Serve - the autonomous sidewalk delivery robot startup (say that five times fast) - is going public via a SPAC.
#Content Recs
The WSJ breaks down how McDonald’s creates country-exclusive menus. (Extremely intrigued by the chocolate hazelnut McPop…)
The Bear hasn’t lost its fastball. Season 2 offers an insightful story of finding purpose, along with more of the most realistic kitchen scenes ever filmed (IMO). Watch it on Hulu.
QSR Mag has a good deep dive on Inspire Brands.
Few can break down a macro restaurant topic quite like Jonathan Maze. Exhibit A is this piece on burgeoning traffic issues at fast-food restaurants (paywall).
Greg Flynn breaks down why he’s long-term bullish on Australia after announcing a 200-unit Wendy’s master franchise agreement this week (to go along with June’s 260-unit Pizza Hut Australia acquisition).
The best restaurants at EPCOT, as ranked by Business Insider. (Space Bartender, a “Black Hole Fashioned," please.)
And finally -
During a recent late-night search for #content, I accidently hit my LG remote’s ‘up’ button and stumbled on the world of LG Channels.
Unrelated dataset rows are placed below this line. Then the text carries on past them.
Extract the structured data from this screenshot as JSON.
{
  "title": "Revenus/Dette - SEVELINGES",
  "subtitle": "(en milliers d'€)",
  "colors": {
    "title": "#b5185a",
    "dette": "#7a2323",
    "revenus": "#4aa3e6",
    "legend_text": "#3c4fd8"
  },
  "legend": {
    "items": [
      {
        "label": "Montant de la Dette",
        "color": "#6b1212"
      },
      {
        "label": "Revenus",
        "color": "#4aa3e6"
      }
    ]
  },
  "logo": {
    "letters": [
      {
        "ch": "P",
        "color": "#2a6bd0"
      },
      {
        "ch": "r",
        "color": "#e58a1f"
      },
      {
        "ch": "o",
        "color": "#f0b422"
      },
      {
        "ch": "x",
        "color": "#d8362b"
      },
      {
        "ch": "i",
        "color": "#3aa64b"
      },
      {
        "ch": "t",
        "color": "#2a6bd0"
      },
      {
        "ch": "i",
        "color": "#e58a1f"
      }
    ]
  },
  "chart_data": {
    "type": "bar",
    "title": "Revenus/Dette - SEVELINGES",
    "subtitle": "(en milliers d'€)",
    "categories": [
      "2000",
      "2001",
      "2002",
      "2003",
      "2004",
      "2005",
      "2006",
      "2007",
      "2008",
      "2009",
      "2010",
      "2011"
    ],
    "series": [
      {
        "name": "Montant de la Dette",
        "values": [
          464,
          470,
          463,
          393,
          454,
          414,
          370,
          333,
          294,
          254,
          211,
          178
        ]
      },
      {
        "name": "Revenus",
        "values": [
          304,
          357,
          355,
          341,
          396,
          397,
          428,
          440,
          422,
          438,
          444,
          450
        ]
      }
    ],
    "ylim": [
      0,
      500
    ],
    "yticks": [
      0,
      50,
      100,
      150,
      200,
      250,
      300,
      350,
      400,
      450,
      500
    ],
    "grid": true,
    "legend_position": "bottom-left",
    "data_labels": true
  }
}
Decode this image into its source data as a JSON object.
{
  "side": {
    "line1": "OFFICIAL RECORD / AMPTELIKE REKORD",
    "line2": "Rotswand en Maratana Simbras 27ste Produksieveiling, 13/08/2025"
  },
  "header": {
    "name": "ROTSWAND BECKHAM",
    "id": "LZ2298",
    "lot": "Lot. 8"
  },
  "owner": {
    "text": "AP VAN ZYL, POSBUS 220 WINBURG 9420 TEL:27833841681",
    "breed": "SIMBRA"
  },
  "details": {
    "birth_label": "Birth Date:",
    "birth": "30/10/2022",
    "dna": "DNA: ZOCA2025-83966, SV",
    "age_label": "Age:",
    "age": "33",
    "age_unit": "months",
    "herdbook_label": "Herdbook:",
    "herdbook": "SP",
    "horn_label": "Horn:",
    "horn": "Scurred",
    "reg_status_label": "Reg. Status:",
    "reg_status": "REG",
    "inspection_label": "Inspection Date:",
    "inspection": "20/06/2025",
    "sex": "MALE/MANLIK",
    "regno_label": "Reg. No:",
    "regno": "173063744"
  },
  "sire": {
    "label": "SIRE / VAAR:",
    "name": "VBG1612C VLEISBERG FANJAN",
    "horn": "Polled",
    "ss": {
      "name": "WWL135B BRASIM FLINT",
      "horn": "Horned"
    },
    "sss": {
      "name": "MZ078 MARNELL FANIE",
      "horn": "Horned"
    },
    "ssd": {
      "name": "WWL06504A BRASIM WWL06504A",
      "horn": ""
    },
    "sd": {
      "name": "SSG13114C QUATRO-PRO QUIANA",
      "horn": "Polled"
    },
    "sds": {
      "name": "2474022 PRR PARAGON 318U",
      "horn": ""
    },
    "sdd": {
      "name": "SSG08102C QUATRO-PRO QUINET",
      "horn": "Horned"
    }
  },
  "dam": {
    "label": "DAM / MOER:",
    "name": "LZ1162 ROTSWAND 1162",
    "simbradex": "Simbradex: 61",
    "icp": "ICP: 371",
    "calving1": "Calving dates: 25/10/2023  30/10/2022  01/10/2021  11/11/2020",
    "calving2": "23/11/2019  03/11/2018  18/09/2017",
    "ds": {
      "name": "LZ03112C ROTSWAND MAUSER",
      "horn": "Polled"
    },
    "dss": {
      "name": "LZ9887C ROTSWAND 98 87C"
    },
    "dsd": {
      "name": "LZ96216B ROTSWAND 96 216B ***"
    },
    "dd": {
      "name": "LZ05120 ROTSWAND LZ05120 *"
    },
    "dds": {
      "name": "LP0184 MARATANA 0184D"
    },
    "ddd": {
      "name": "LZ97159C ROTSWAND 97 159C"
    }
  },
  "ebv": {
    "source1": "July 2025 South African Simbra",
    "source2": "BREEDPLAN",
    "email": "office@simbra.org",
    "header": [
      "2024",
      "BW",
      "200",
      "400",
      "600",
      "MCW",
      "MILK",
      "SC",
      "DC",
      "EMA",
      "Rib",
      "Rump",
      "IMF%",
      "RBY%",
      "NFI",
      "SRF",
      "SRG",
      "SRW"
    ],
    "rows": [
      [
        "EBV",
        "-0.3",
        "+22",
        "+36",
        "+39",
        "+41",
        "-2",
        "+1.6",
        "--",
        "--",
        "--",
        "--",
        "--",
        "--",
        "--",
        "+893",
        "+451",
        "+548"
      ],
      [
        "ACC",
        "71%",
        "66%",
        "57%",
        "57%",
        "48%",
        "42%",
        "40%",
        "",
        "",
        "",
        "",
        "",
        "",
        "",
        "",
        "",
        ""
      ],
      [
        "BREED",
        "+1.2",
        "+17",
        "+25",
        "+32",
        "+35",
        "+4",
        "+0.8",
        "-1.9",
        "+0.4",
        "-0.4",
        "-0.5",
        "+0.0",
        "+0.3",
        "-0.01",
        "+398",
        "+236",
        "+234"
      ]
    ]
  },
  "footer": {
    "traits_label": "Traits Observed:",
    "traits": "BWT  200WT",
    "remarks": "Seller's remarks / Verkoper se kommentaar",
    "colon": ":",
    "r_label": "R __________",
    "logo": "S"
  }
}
I remained in this strange land for several hours.
Reader, I can only describe the LG Channels as something like a fever dream - 300-plus destinations of content so niche, they sound like satire.
“What’s next in this world, a channel that’s just old episodes of Fear Factor?” (It’s real.)
“Oh, how about one that’s just people falling down?” (Also real.)
“That’s where TV is going - a channel that’s just people playing billiards all day.” (Yes.)
Anyway, I ended my journey with Majordomo TV - one of the newer additions to David Chang’s growing multimedia empire. Playing was The Dave Chang Cooking Show.
The show is true to its title - two hours of Chang cooking a meal for one or two guests. Crucially, it’s not edited for time, and there are no cutaways. Chang just… cooks a meal, armed only with the ingredients on hand and some info on his guests’ dining preferences. You see him screw up, improvise, get into and out of the weeds. It’s unexpectedly enthralling.
Arguably the most interesting part of the episode I watched occurred before the guests arrived. Chang began cooking, and as he focused on his work, relatively long stretches of time went by in which he didn’t say anything at all. Occasionally, he’d ask someone off-camera when the guests were coming, and he’d receive an indecipherable answer. The whole thing took on a Waiting for Godot quality. Were there guests? Were they actually coming? Was I asleep?
It turns out that watching an expert quietly ply his craft makes for hypnotic television. And it’s soothing bedtime TV. After the meal was plated, I slept like a baby.
TRIVIA ANSWER: Burger Chef
EXTRA BONUS CONTENT REC: Flameout is a pretty fascinating read about Burger Chef’s rise and fall. It had 1,200 units in 1972!